With a broken ankle, Turner was relegated to the bleachers, missing an entire summer of AAU basketball and opportunities to attract the attention of scouts and recruiters.
“During the six months that I was out, me and Slim did nothing but lift weights,” said Turner, who stood 6-foot-8 and weighed just 185 at the time. “I would get up, get on my crutches and get in the weight room. It really opened my eyes sitting back and seeing it can all be taken away from you like that.”
The hard work paid off. With an additional 30 pounds of muscle on his then 6-foot-10 frame, Turner entered his junior season in the fall of 2012 as the best-kept secret in the country.
“A few coaches would come in and out of the gym, but I hadn’t really gotten any offers at that point,” Turner said. “It wasn’t until I was invited to the top 100 camp that things really started to heat up.”

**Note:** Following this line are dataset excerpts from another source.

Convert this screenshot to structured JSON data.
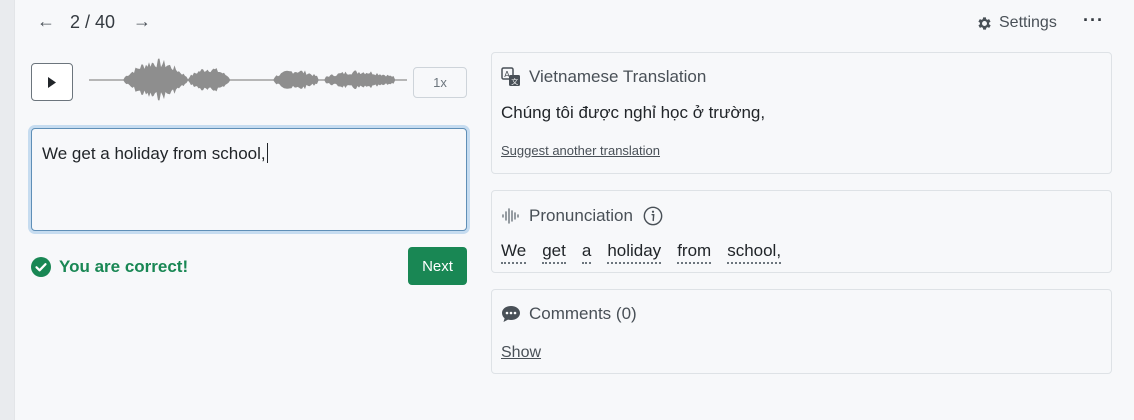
{
  "nav": {
    "prev_icon": "arrow-left-icon",
    "next_icon": "arrow-right-icon",
    "counter": "2 / 40",
    "settings_label": "Settings",
    "more_label": "···"
  },
  "audio": {
    "play_icon": "play-icon",
    "speed": "1x"
  },
  "answer": {
    "value": "We get a holiday from school,"
  },
  "result": {
    "message": "You are correct!",
    "next_label": "Next",
    "color": "#198754"
  },
  "translation": {
    "title": "Vietnamese Translation",
    "text": "Chúng tôi được nghỉ học ở trường,",
    "suggest_link": "Suggest another translation"
  },
  "pronunciation": {
    "title": "Pronunciation",
    "words": [
      "We",
      "get",
      "a",
      "holiday",
      "from",
      "school,"
    ]
  },
  "comments": {
    "title": "Comments (0)",
    "show_link": "Show"
  },
  "colors": {
    "accent_green": "#198754",
    "focus_ring": "#c6dcf0",
    "waveform": "#8e8e8e"
  }
}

The weeklong camp last June in Virginia, sponsored by the NBA players’ union and headed by former Houston Rockets guard and NBA coach John Lucas, brought together the 100 best high school basketball players from across the nation.
Blocking shots and averaging 12.4 points and 4.8 rebounds, the week served as Turner’s coming-out party, emerging as one of the top big men in the class of 2014.
“All of the sudden Kentucky was calling, Duke was calling,” Turner said. “One day I received — I counted — 97 letters. There was one night where my mom was on the phone with a coach, my dad was on the phone with a coach and I was on the phone with a coach all at the same time.”
Seemingly overnight, Turner had gone from an unranked, relative unknown to the most sought-after high school basketball recruit in the country.
Yet through it all, Turner remained humble and down to earth, something Trinity coach Mark Villines remains most impressed with.
“I looked over in practice one day and you had Coach [Krzyzewski], Coach Calipari, you had Larry Brown, Rick Barnes. These are all guys in Trinity gym, sitting in chairs on my floor watching us practice,” said Villines, who has known Turner since he was in the third grade. “For me as a coach, I idolize those guys, but for [Turner] he just takes it in stride. I was telling someone the other day ‘It doesn’t really look like recruiting bothers him at all.’ ”
Although determined to wait on a commitment until after his senior basketball season ends, Turner has narrowed his list to seven schools: Arizona, Duke, Kansas, Kentucky, Ohio State, Oklahoma State and Texas.
“To be honest, I never saw any of this coming,” Turner said. “I’ve been working for it for a long time, going through all the progressions with Slim, constantly missing hanging out with my friends. It was tough at times, but growing up I watched my parents work really hard to provide me with this opportunity and I’m determined to pay them back.”
Back at the Trinity gym, with the shootaround finally over, Turner walks into the hallway where Slim is waiting for him.
“Time to get in some work,” he says. “If you wanna be the best, you gotta work harder than the rest.”
The state’s top talent is a secret no more.